Les annonces attendues de la Fed mercredi soir

La Fed devrait publier ses décisions sur l'orientation de sa politique monétaire mercredi à 20h. ©REUTERS

La probabilité selon laquelle le taux d’intérêt directeur devrait être augmenté ce mercredi aux USA, est élevée. Il s’agira alors de la septième hausse depuis décembre 2015.

Les membres du Comité de politique monétaire de la banque centrale américaine concluront ce mercredi après-midi une réunion qu’ils ont commencé la veille. Une rencontre au cours de laquelle ils se sont penchés sur l’orientation de leur politique des taux. Quelles mesures la Fed pourrait-elle annoncer?

L’inflation a subi un coup d’accélérateur aux Etats-Unis en mai susceptible d’inciter la Fed à agir une nouvelle fois.

Parmi celles-ci, il y a celle que le marché anticipe depuis belle lurette déjà. À savoir: le taux directeur sera relevé pour la 7e fois depuis décembre 2015, pour s’inscrire dans la fourchette de 1,75%-2%, contre 1,50%-1,75% jusqu’ici.

Il faut remonter au moins d’octobre 2008 pour retrouver un niveau aussi élevé. Dans la foulée, le taux de base préférentiel, le "prime rate", qui sert de base aux intérêts sur les cartes de crédit ou les hypothèques, grimpera à plus de 5%.

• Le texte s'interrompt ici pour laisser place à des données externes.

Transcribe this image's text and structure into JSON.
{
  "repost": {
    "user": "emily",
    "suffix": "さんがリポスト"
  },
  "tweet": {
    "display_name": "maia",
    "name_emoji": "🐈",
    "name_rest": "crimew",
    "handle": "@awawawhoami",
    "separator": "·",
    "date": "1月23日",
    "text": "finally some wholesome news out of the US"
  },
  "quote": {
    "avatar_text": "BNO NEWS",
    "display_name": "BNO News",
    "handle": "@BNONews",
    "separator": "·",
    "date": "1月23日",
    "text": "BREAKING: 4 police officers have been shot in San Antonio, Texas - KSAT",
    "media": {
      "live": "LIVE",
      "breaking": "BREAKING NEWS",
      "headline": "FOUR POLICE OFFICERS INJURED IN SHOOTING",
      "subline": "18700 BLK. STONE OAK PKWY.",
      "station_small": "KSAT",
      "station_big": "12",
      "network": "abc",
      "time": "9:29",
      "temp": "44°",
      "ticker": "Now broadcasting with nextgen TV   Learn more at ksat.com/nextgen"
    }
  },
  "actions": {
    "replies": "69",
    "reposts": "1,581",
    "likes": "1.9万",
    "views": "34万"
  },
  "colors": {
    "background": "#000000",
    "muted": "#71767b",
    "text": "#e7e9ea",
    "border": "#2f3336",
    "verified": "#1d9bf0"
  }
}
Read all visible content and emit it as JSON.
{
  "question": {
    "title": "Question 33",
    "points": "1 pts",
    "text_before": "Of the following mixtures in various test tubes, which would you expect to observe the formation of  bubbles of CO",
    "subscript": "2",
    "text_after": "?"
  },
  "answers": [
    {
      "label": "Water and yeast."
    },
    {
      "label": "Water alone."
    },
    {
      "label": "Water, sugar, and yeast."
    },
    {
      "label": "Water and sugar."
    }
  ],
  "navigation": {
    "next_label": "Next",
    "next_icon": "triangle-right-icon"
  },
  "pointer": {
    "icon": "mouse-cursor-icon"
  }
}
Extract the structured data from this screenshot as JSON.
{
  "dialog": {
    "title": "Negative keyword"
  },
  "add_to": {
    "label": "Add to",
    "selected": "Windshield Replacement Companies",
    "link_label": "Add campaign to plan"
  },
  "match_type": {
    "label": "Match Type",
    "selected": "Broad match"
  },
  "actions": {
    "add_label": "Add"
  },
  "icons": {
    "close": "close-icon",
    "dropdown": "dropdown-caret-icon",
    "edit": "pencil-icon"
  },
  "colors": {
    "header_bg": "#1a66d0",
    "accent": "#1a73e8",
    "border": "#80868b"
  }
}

Accélération de l’inflation

La publication lundi des chiffres de l’inflation aux Etats-Unis ne laisse guère de place au doute sur les intentions de la Fed, même si la progression des salaires n’est pas aussi sensible qu’on aurait pu le craindre. On a en effet appris que l’inflation s’est accélérée en mai pour atteindre le rythme le plus rapide en plus de 6 ans. De 0,2% sur avril et de 2,8% par rapport à mai 2017.

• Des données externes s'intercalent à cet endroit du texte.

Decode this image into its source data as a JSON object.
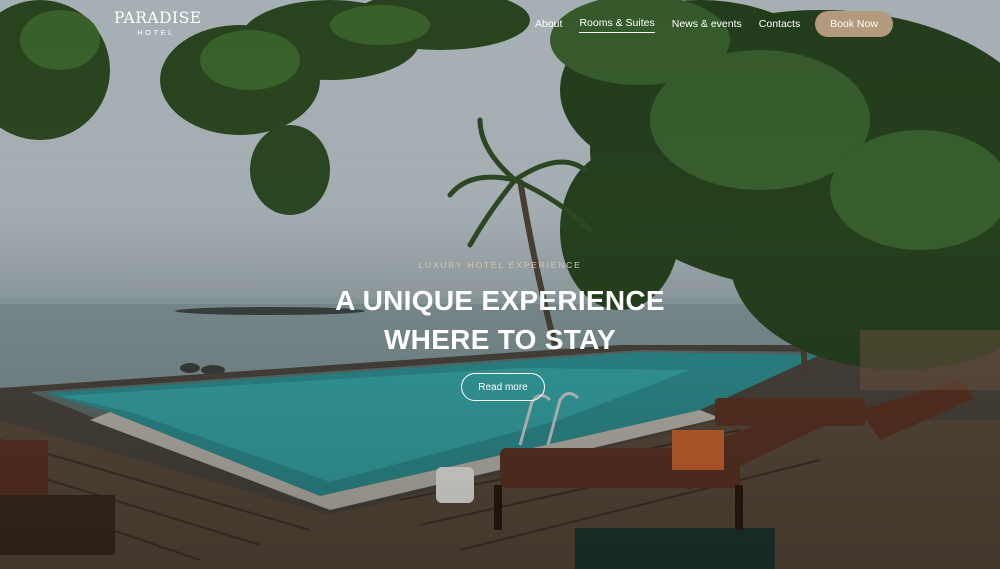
{
  "brand": {
    "name": "PARADISE",
    "subtitle": "HOTEL"
  },
  "nav": {
    "items": [
      {
        "label": "About",
        "active": false
      },
      {
        "label": "Rooms & Suites",
        "active": true
      },
      {
        "label": "News & events",
        "active": false
      },
      {
        "label": "Contacts",
        "active": false
      }
    ],
    "cta_label": "Book Now"
  },
  "hero": {
    "kicker": "LUXURY HOTEL EXPERIENCE",
    "headline_line1": "A UNIQUE EXPERIENCE",
    "headline_line2": "WHERE TO STAY",
    "button_label": "Read more"
  },
  "colors": {
    "accent": "#b39a7c",
    "kicker": "#d9c6a8",
    "text": "#ffffff"
  }
}
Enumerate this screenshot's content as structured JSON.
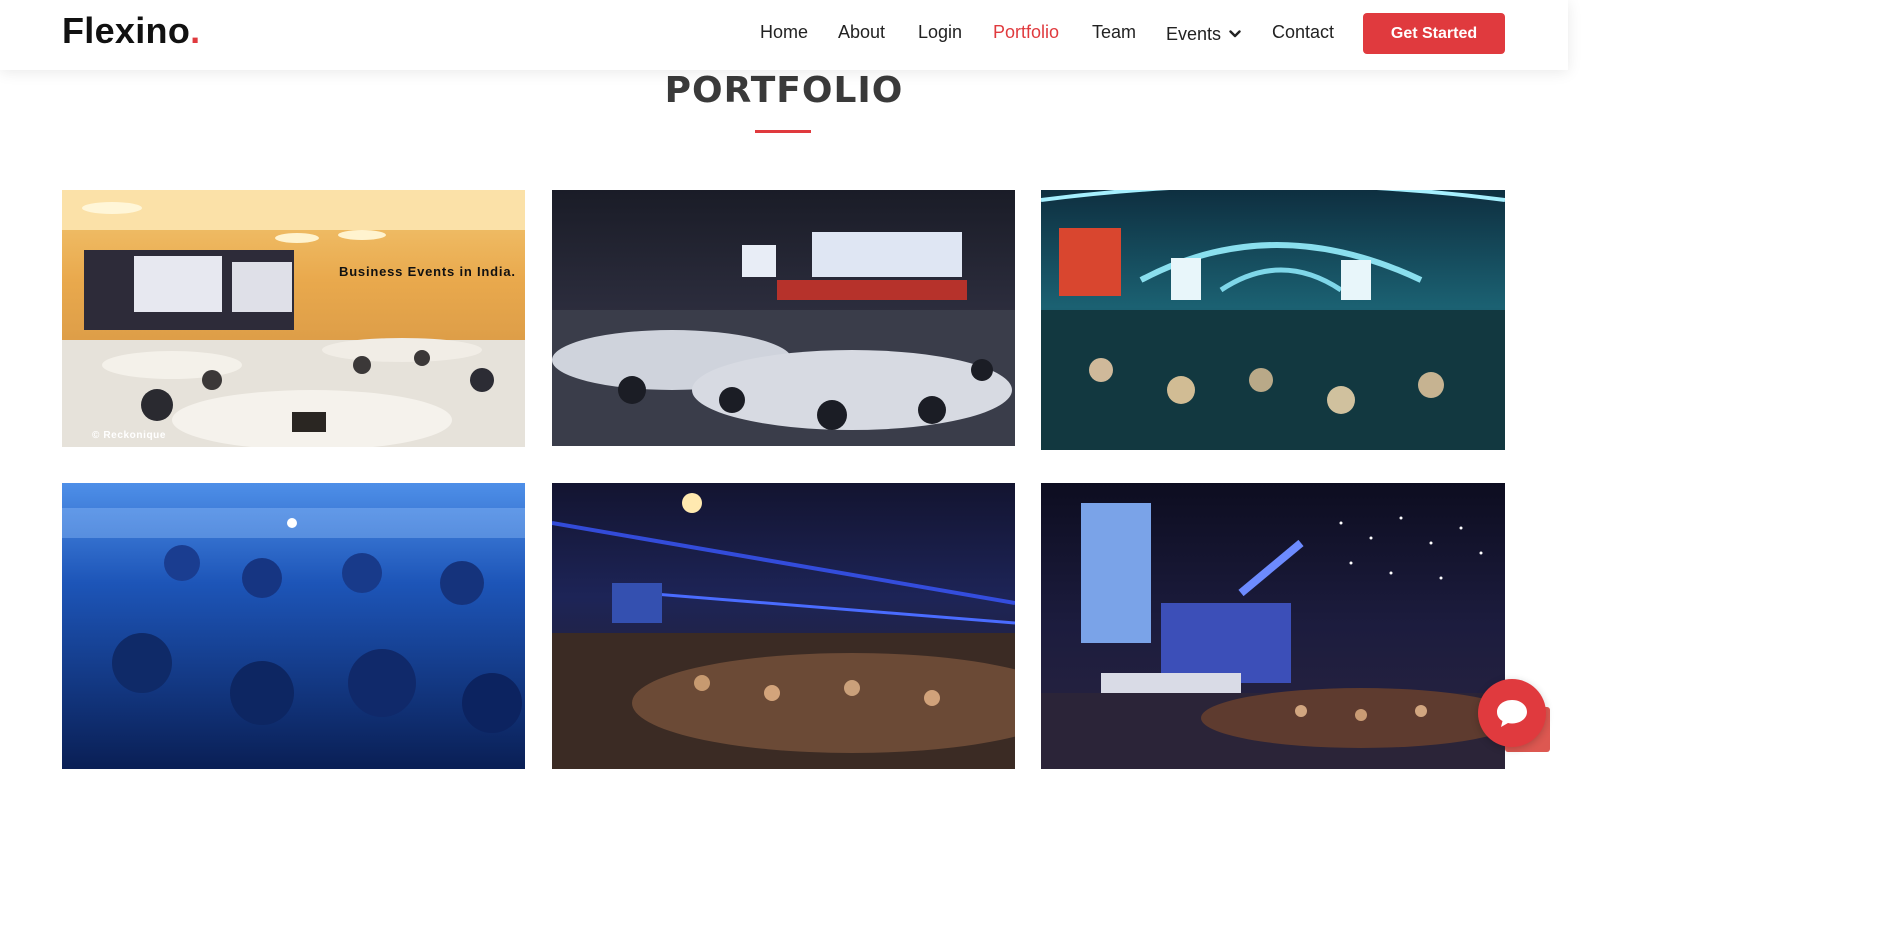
{
  "brand": {
    "name": "Flexino",
    "dot": "."
  },
  "nav": {
    "items": [
      {
        "label": "Home"
      },
      {
        "label": "About"
      },
      {
        "label": "Login"
      },
      {
        "label": "Portfolio",
        "active": true
      },
      {
        "label": "Team"
      },
      {
        "label": "Events",
        "has_dropdown": true
      },
      {
        "label": "Contact"
      }
    ],
    "cta_label": "Get Started"
  },
  "section": {
    "title": "PORTFOLIO"
  },
  "portfolio": {
    "items": [
      {
        "overlay_text": "Business Events in India.",
        "watermark": "© Reckonique"
      },
      {},
      {},
      {},
      {},
      {}
    ]
  },
  "colors": {
    "accent": "#e03a3e"
  },
  "icons": {
    "dropdown": "chevron-down-icon",
    "chat": "chat-bubble-icon"
  }
}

Si l’on excepte les prix de l’alimentation et de l’énergie, l’inflation a progressé de 0,2% sur le mois précédent et de 2,2% sur un an. Cela dit, le taux d’inflation que suit en priorité la Fed, et qui est calculé par le Département du Commerce basé sur l’inflation plutôt que celui du Département du Travail qui inclut tous les biens et services, est légèrement inférieur. Il a atteint 2%. Ce niveau correspond à l’objectif d’inflation de la Fed. Celui-ci est, rappelons-le, de 2%.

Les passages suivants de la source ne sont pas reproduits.